Frankreich ist das einzige Land, in dem es legal ist, eine verstorbene Person zu heiraten. Dutzende solcher Eheschließungen finden hier jedes Jahr statt. Diese Praxis gibt es schon seit Jahrzehnten, woher kommt also diese Tradition?
Die Geschichte beginnt in der Ferne - mit einem Staudamm an einem französischen Fluss. Im Süden Frankreichs, unweit der Stadt Frejus, erheben sich die Ruinen des Malpassé-Stausees über das Tal. Der Damm wurde 1954 am Reyran-Fluss gebaut, brach aber fünf Jahre nach seiner Fertigstellung zusammen.

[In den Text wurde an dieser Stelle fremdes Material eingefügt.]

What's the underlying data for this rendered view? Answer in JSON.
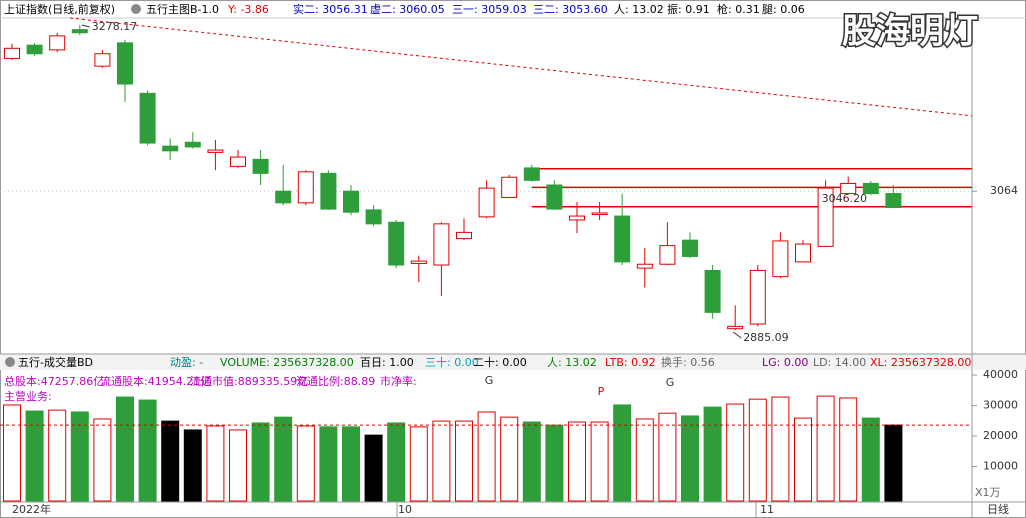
{
  "header": {
    "title": "上证指数(日线,前复权)",
    "indicator": "五行主图B-1.0",
    "y_value": "Y: -3.86",
    "items": [
      "实二: 3056.31",
      "虚二: 3060.05",
      "三一: 3059.03",
      "三二: 3053.60",
      "人: 13.02",
      "振: 0.91",
      "枪: 0.31",
      "腿: 0.06"
    ]
  },
  "watermark": "股海明灯",
  "chart_data": {
    "type": "candlestick",
    "ylim": [
      2857,
      3287
    ],
    "yticks": [
      3064
    ],
    "open": [
      3235,
      3252,
      3246,
      3272,
      3225,
      3255,
      3190,
      3122,
      3127,
      3114,
      3096,
      3105,
      3064,
      3049,
      3087,
      3064,
      3040,
      3024,
      2971,
      2969,
      3003,
      3031,
      3056,
      3094,
      3072,
      3027,
      3034,
      3032,
      2965,
      2970,
      3001,
      2962,
      2887,
      2893,
      2954,
      2973,
      2993,
      3061,
      3074,
      3061
    ],
    "high": [
      3254,
      3255,
      3268,
      3278.17,
      3246,
      3259,
      3194,
      3132,
      3140,
      3130,
      3117,
      3117,
      3098,
      3091,
      3091,
      3072,
      3046,
      3027,
      2981,
      3024,
      3029,
      3078,
      3085,
      3098,
      3078,
      3050,
      3050,
      3061,
      2991,
      3024,
      3011,
      2969,
      2917,
      2969,
      3011,
      3001,
      3078,
      3083,
      3077,
      3072
    ],
    "low": [
      3233,
      3238,
      3243,
      3265,
      3223,
      3179,
      3123,
      3104,
      3119,
      3091,
      3094,
      3072,
      3046,
      3046,
      3040,
      3033,
      3019,
      2965,
      2947,
      2929,
      3001,
      3029,
      3055,
      3076,
      3040,
      3010,
      3027,
      2969,
      2940,
      2969,
      2978,
      2900,
      2885.09,
      2890,
      2952,
      2973,
      2992,
      3060,
      3059,
      3042
    ],
    "close": [
      3248,
      3241,
      3264,
      3268,
      3241,
      3202,
      3126,
      3116,
      3121,
      3117,
      3108,
      3087,
      3049,
      3089,
      3041,
      3037,
      3022,
      2969,
      2974,
      3022,
      3011,
      3068,
      3082,
      3078,
      3041,
      3032,
      3036,
      2973,
      2970,
      2994,
      2980,
      2908,
      2890,
      2962,
      3000,
      2996,
      3068,
      3074,
      3061,
      3043
    ],
    "up_color": "#e00000",
    "down_color": "#2e9e3a",
    "levels": [
      3093,
      3069,
      3044
    ],
    "level_color": "#e00000",
    "trendline": [
      3287,
      3161
    ],
    "annotations": [
      "3278.17",
      "2885.09",
      "3046.20"
    ],
    "volume": {
      "title": "五行-成交量BD",
      "items": [
        "动盈: -",
        "VOLUME: 235637328.00",
        "百日: 1.00",
        "三十: 0.00",
        "二十: 0.00",
        "人: 13.02",
        "LTB: 0.92",
        "换手: 0.56",
        "LG: 0.00",
        "LD: 14.00",
        "XL: 235637328.00"
      ],
      "info": [
        "总股本:47257.86亿",
        "流通股本:41954.21亿",
        "流通市值:889335.59亿",
        "流通比例:88.89",
        "市净率:",
        "主营业务:"
      ],
      "signals": [
        "G",
        "P",
        "G"
      ],
      "ylim": [
        0,
        42000
      ],
      "yticks": [
        10000,
        20000,
        30000,
        40000
      ],
      "unit": "X1万",
      "values": [
        30200,
        28200,
        28500,
        27900,
        25600,
        32800,
        31800,
        24900,
        22000,
        23300,
        22000,
        24300,
        26200,
        23300,
        23000,
        23000,
        20300,
        24300,
        23000,
        24900,
        24900,
        27900,
        26200,
        24600,
        23600,
        24600,
        24600,
        30200,
        25600,
        27500,
        26600,
        29500,
        30500,
        32100,
        32800,
        25900,
        33100,
        32500,
        25900,
        23600
      ],
      "colors": [
        "red",
        "green",
        "red",
        "green",
        "red",
        "green",
        "green",
        "black",
        "black",
        "red",
        "red",
        "green",
        "green",
        "red",
        "green",
        "green",
        "black",
        "green",
        "red",
        "red",
        "red",
        "red",
        "red",
        "green",
        "green",
        "red",
        "red",
        "green",
        "red",
        "red",
        "green",
        "green",
        "red",
        "red",
        "red",
        "red",
        "red",
        "red",
        "green",
        "black"
      ],
      "ma": 23600
    },
    "x_labels": [
      "2022年",
      "10",
      "11"
    ],
    "period": "日线"
  }
}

Reyran hat seine eigene Besonderheit: der Fluss existiert fast ein halbes Jahr lang nicht, weil es zu heiß ist. Im Winter und Frühjahr kann er sich in einen heftigen Strom verwandeln, aber wiederum nicht jedes Jahr.
Aus diesem Grund war die Landwirtschaft im Flusstal schon immer schwierig: Das Wasser für die Dörfer und Bauernhöfe war knapp. Deshalb wurde Anfang der 1950er Jahre der Bau eines Staudamms beschlossen: der Damm könnte die Region ganzjährig mit Wasser versorgen.
Der Bau wurde André Coyne anvertraut, er war ein sehr erfahrener Ingenieur, ein Innovator in seinem Geschäft, und er ließ Dutzende von Dämmen bauen, und zwar nicht nur in Frankreich, sondern auch in Kanada, Portugal, Indien, in einigen afrikanischen Ländern.
Allerdings war die Wissenschaft noch nicht so gut wie heute. André hat den Damm in zwei Jahren gebaut, und anfangs war es gut.
Im Herbst 1959 zeigten sich die ersten unheilvollen Anzeichen: in der Nähe eines der Ufer begannen sich Lecks zu bilden. Zu diesem Zeitpunkt waren es noch mehr als sieben Meter bis zum Rand des Dammes, und es schien sinnlos, Alarm zu schlagen.
Anfang Dezember füllte sich der Stausee noch und es wurde beschlossen, den Überlauf nicht sofort zu öffnen, sondern erst, wenn der Stausee vollständig gefüllt war: die Wasserströmungen hätten den Bau einer nahe gelegenen Autobahn verhindern können.
Und so wurde am 2. Dezember, als der Stausee voll war, die Hochwasserentlastungsanlage geöffnet. Aber es war zu spät, denn die Rate der Wasserleckage durch sie ist recht gering. Irgendwann geschah das Unvermeidliche: Das Wasser brach den Damm. Die Betonkonstruktion flog heraus wie ein Korken aus einer Sektflasche.
Eine 40 Meter hohe Welle traf das Tal und bewegte sich mit mäßiger Autogeschwindigkeit, spülte alles in ihrem Weg weg und trug Betonstücke Hunderte von Metern herum. Mehrere Dörfer wurden überflutet und 7.000 Menschen wurden obdachlos. Die Welle tötete mehr als 400 Menschen, etwa ein Drittel von ihnen Kinder.
Unter den Toten war auch André Capra, ein junger Mann mit einer Verlobten, Irène Jodart, die ein Kind erwartete. Trotz der Tatsache, dass der Bräutigam gestorben war, hatte Irène die Absicht zu heiraten. Das war die Bitte, die sie an Präsident Charles de Gaulle richtete, als er den Ort der Tragödie besuchte. Und einen Monat später wurde ein einzigartiges Gesetz verabschiedet, das es dem Präsidenten erlaubte, Eheschließungen zu erlauben, wenn einer der zukünftigen Ehepartner tot war.
Jedes Jahr erhält der französische Präsident etwa fünfzig bis siebzig Anfragen, von denen er einige genehmigt. Dazu ist es natürlich notwendig, Informationen zu sammeln und zu dokumentieren, dass der Partner gestorben ist.
Außerdem muss nachgewiesen werden, dass die Heirat tatsächlich geplant war, und die Eltern des Verstorbenen müssen ihre Zustimmung geben.
Hinter solchen Ehen steht nicht nur eine sentimentale Liebesgeschichte, sondern auch die Möglichkeit, dem Kind einen Vater zu geben, wenn die Braut schwanger ist, die Geburt zu legitimieren und es zu einem Erben zu machen. Irène Jodart, die Einfluss auf die Verabschiedung des Gesetzes nahm, erwartete gerade ein Kind.